LOFTSAILS OXYGEN HD 6.8M TEST REVIEW
The Oxygen has been a great success story for Loftsails since its introduction in 2000 (then dubbed the O2) and is perfectly suited for this test, being branded as their no-cam freerace contender. A new option for 2018 is the inclusion of a blue HD version, such as the one here, or you can opt for the standard orange model, with monofilm used in the window and upper panels. Tube battens are used extensively in both versions, housed inside alternating x-ply batten pockets, allowing them to be more centred in the sail, thereby mitigating any inconsistency in the sail’s profile between tacks. With plenty of sail area up high, and one of the longest boom lengths in the group, the Oxygen has a boxy outline, the second lowest batten crossing over the boom to extend the leech. In doing so, the idea is to help connect the boom to the sail’s structural form, whilst enabling the leech to twist more dynamically. Rigged here on a Team Edition SDM mast, there is plenty of luff curve in the Oxygen once set, with only the crossover batten retaining rotation around the mast. At rest, the profile of the sail is relatively shallow, the shape placed low and far back, whilst remaining neutral above the boom. The leech is loosest in its mid-section, with the option of using two clew eyelets according to the conditions and riding preference. It is a well thought out sail and includes neat little touches, such as a large Dacron head panel for easy rolling and a long Velcro opening on the moulded tack fairing.
“Experience our Oxygen to know what true freeride is about. Deep design pedigree accessible slalom performance … the Oxygen is alive.”
With its relatively flat profile at rest, the Oxygen is neutral and easy in the hands initially, so the bottom end punch that it develops comes as a surprise when you begin to pump it in a gust.
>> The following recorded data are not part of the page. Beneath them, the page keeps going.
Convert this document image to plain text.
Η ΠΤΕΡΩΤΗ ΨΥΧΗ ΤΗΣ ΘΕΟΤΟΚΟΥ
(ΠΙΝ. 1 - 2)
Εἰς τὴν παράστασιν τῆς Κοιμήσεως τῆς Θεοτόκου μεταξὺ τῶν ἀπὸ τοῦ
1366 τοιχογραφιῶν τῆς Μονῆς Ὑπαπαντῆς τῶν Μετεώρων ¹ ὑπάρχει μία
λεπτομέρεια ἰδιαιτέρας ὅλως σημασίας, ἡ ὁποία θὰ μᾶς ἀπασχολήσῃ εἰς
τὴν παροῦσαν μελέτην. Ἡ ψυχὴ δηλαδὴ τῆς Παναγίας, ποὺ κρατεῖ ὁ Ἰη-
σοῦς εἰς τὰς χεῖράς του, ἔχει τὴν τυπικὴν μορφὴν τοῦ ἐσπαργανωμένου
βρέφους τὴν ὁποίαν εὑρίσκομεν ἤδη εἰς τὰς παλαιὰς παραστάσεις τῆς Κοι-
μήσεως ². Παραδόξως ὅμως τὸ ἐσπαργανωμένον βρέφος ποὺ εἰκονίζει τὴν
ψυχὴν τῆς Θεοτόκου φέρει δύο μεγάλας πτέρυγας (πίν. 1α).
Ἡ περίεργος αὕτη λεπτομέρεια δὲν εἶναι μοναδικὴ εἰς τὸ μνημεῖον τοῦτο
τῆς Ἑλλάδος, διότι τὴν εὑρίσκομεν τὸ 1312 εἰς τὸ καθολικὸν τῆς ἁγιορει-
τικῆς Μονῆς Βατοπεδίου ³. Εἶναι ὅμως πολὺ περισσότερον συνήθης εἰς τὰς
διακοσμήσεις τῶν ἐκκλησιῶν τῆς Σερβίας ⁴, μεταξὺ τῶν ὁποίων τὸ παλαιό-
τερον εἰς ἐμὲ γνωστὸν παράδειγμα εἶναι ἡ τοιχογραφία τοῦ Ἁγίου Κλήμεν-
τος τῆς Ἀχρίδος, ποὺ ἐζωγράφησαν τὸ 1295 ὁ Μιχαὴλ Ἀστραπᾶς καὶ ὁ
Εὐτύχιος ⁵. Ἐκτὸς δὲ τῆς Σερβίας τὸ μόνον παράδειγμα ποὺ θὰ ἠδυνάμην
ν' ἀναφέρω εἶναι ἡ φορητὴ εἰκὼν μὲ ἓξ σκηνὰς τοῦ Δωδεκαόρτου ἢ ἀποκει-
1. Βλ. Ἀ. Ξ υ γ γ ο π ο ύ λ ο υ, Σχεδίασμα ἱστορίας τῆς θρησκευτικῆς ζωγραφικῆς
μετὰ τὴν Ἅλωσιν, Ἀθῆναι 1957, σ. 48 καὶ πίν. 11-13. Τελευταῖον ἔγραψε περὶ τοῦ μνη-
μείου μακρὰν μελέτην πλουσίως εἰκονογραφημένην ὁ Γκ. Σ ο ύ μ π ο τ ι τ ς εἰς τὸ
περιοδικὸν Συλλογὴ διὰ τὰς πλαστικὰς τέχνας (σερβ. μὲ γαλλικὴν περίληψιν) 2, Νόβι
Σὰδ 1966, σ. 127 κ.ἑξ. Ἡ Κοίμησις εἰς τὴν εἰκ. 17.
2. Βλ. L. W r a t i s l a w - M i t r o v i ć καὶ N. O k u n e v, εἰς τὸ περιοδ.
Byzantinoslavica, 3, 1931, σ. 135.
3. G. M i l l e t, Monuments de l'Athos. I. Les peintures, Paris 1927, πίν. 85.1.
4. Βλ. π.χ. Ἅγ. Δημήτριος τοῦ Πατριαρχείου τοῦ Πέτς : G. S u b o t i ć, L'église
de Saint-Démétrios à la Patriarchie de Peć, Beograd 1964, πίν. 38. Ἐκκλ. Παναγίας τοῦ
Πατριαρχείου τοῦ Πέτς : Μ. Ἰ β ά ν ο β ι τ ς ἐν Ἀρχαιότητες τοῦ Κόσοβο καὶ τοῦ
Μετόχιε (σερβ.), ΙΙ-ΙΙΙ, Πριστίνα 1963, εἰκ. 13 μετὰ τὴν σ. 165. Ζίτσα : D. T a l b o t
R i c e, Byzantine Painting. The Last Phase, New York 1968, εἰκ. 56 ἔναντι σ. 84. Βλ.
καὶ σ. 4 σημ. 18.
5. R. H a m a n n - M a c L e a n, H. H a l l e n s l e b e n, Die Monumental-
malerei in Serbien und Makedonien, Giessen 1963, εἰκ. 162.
This is largely down to a combination of the stretch in the luff sleeve enabling the Oxygen to swell significantly, adopting a much more useful profile, plus the length of the boom (one of the longest here) providing plenty of feedback through the back hand. Settling into a comfortable locked in stance, the centre of effort is low and focussed around the rider, feeling balanced and easy in the hands. The acceleration is tangible as every gust hits, the Oxygen pulling positively and seeming to almost lose its weight as it surges forward, becoming ever lighter to touch. This efficiency can’t help but inspire, encouraging the rider to centre their stance and hunt for the next gust. This lightness and speed means the Oxygen can be thrown into transitions almost recklessly, knowing that it will become neutral mid-turn and be easy to reposition. Its long boom means the rotation is perhaps a little slower than some, yet the power returns smoothly, its low rider-focussed position, serving little cause for concern, even in violent seas. As the wind increases, simply changing down to the lower clew eyelet helps to orientate the boom with more rake and ease the sail into a more compact posture. You can play the downhaul and outhaul more to vary the extent of the power delivered, yet we were impressed with the Oxygen’s range on one setting, giving it a very practical, plug and play nature.
Unique in style and set, the Oxygen combines balanced easy handling with range and real efficiency, making its performance both accessible and far-reaching.